Diario di una aspirante collaboratrice porno-politica

Sono diplomata, quasi laureata, ho idea che non troverò mai un lavoro stabile, un contratto a tempo indeterminato, neppure a pagarlo, a meno che non passo dalle solite anticamere a richiedere favori come da sempre tutte fanno in questa nazione piena di opportunità.

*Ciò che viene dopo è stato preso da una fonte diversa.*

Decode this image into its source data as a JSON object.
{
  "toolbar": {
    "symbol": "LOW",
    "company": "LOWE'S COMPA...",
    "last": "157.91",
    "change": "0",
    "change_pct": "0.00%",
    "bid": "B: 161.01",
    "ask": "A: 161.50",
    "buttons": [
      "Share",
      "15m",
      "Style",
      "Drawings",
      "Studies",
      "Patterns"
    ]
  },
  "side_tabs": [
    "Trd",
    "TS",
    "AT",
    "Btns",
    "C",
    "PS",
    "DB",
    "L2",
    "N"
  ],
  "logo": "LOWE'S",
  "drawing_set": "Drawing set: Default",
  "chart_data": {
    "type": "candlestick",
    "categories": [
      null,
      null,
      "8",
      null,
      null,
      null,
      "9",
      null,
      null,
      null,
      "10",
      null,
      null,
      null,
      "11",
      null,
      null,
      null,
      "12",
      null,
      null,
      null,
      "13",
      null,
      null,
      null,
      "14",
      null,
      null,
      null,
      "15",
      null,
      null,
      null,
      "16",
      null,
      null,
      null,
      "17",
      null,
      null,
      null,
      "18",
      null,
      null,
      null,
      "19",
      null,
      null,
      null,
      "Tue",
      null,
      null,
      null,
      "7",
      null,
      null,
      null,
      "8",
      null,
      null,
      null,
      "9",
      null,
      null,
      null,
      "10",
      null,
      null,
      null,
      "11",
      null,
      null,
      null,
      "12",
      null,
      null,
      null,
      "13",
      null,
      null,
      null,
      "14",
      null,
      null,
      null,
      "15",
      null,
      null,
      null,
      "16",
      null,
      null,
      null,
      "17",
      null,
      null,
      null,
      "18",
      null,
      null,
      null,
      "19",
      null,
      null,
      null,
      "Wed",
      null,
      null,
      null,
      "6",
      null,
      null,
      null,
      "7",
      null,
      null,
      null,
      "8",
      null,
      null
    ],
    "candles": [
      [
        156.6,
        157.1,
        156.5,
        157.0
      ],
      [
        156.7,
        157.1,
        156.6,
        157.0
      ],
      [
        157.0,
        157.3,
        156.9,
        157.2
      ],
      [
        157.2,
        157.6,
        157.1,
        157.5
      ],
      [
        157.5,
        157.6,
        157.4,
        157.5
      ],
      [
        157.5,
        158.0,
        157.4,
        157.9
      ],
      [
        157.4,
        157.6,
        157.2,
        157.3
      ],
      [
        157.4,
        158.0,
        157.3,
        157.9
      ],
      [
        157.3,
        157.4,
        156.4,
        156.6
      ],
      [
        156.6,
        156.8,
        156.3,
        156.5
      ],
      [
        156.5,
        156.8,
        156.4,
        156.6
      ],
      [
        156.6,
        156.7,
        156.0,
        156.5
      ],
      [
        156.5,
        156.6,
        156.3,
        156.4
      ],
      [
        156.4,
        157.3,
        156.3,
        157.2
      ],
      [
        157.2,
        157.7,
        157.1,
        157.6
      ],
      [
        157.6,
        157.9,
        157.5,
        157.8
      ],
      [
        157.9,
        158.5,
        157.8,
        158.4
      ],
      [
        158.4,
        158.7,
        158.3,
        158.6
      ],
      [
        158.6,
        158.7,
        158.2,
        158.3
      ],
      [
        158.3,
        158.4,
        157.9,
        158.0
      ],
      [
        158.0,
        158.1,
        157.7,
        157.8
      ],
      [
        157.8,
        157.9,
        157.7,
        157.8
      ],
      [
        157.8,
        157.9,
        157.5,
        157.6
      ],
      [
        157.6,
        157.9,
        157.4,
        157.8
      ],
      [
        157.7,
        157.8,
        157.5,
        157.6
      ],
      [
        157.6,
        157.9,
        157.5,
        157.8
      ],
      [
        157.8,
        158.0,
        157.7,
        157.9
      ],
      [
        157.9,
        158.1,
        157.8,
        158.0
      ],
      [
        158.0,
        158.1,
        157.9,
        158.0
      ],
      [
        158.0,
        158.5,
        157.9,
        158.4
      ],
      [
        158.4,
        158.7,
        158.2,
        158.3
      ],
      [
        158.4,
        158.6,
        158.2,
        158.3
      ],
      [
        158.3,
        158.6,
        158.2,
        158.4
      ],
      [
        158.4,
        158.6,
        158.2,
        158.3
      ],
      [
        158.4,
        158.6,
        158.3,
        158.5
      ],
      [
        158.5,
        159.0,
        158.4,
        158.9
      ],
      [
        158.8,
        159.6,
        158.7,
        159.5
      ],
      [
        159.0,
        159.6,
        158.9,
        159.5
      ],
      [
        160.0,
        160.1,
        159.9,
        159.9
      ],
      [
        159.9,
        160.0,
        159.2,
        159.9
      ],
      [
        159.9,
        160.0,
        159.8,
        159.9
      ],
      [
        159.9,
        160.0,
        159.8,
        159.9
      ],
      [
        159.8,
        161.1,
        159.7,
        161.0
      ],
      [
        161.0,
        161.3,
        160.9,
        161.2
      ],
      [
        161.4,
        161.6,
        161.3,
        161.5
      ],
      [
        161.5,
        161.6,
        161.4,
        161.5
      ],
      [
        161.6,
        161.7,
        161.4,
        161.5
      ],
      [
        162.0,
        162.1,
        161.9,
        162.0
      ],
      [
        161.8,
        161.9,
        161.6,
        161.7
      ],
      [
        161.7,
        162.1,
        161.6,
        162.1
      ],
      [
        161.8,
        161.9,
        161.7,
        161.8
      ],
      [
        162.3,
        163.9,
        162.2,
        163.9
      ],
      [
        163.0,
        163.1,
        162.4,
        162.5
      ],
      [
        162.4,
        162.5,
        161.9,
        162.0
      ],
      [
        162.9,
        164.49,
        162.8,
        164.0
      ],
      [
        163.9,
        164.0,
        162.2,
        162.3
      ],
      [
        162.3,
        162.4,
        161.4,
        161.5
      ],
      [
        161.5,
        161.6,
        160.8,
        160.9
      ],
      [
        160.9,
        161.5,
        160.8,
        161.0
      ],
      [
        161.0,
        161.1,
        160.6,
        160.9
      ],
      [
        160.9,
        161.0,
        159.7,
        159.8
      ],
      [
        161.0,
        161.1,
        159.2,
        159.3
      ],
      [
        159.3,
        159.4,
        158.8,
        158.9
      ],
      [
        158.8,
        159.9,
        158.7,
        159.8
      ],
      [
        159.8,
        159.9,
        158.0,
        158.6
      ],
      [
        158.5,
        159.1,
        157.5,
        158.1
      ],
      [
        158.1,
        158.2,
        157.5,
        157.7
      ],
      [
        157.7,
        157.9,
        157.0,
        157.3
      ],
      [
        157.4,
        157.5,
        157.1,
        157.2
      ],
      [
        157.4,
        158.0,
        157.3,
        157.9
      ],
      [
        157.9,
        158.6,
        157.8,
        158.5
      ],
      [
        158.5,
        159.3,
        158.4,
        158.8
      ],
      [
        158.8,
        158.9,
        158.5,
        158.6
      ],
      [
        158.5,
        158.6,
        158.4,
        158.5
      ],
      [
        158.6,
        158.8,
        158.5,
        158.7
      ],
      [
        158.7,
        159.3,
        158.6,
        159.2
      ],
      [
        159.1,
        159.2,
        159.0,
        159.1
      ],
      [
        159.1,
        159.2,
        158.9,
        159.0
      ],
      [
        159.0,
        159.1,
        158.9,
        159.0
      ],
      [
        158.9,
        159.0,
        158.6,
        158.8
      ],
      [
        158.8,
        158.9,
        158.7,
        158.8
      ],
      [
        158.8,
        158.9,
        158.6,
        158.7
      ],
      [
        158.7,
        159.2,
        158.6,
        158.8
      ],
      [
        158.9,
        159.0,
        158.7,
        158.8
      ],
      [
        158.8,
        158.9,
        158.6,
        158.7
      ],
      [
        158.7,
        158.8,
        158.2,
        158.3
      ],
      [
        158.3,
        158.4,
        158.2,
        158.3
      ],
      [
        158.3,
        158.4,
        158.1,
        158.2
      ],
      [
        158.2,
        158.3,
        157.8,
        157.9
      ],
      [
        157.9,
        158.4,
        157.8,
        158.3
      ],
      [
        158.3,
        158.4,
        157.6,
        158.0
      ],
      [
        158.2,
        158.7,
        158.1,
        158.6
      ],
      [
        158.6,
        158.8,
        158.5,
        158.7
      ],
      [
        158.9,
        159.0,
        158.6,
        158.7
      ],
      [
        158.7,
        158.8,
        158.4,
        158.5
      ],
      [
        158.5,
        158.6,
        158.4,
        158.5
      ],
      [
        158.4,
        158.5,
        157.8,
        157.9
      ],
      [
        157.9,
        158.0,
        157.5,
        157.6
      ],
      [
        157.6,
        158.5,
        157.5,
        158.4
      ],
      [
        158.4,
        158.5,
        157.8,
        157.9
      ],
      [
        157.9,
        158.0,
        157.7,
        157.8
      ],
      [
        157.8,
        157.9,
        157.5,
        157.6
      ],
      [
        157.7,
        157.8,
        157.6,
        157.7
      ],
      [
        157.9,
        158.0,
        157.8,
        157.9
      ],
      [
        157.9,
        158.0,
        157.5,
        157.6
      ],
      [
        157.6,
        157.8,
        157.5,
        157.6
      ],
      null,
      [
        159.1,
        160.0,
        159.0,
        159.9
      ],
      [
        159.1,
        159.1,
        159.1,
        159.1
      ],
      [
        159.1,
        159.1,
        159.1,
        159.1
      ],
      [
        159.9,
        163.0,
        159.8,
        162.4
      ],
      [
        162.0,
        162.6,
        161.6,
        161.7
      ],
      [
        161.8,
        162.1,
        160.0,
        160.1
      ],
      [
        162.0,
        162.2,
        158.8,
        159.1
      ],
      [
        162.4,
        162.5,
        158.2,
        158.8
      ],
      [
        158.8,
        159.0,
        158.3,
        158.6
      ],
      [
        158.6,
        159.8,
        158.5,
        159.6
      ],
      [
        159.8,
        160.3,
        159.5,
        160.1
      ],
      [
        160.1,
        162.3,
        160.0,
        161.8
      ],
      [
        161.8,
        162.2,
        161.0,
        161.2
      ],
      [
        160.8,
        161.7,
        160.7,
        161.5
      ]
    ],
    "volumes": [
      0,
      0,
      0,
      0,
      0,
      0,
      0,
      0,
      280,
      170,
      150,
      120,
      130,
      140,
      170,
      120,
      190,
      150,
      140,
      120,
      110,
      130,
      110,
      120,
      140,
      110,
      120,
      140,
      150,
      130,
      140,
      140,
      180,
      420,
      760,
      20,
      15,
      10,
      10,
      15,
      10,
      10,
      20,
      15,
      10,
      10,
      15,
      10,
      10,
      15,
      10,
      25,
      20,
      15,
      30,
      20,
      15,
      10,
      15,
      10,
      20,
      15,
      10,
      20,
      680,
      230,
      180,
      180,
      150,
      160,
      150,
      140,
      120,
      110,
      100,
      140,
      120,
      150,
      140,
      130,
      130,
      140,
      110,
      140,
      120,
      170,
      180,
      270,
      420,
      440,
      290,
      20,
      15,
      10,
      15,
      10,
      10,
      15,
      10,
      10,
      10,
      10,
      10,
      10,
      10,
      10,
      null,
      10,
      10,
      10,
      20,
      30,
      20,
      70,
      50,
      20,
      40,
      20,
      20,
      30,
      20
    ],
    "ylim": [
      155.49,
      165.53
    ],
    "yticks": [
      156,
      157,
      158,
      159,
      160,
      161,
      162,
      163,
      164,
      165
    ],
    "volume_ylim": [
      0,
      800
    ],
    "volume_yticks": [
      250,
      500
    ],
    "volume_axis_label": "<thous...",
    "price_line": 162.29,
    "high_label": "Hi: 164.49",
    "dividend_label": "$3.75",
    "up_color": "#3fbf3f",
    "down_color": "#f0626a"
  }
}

Bisogna che io ci pensi per tempo e scelga bene perché si può anche darla via ma con un minimo di dignità. Per dire, c’è una ragazza che conosco che fa pompini ad un vecchio democristiano riciclato in un partito di centro-sinistra e che a modo suo si accontenta. Prende più o meno 1000 euro al mese per fargli fotocopie, rispondere al telefono e si improvvisa tuttofare tenendo relazioni per le dichiarazioni di reddito, gli acquisti, gli appuntamenti. Quelli sono pompini moralmente accettabili perché il compenso è giusto e poi così si mantiene una parvenza di rispetto per le convenzioni sociali. Chi mai potrebbe dire che si mette in discussione l’equilibrio della famiglia o che sia immorale aiutare una povera ragazza senza lavoro che sfacchina da mattina a sera per un uomo così pio?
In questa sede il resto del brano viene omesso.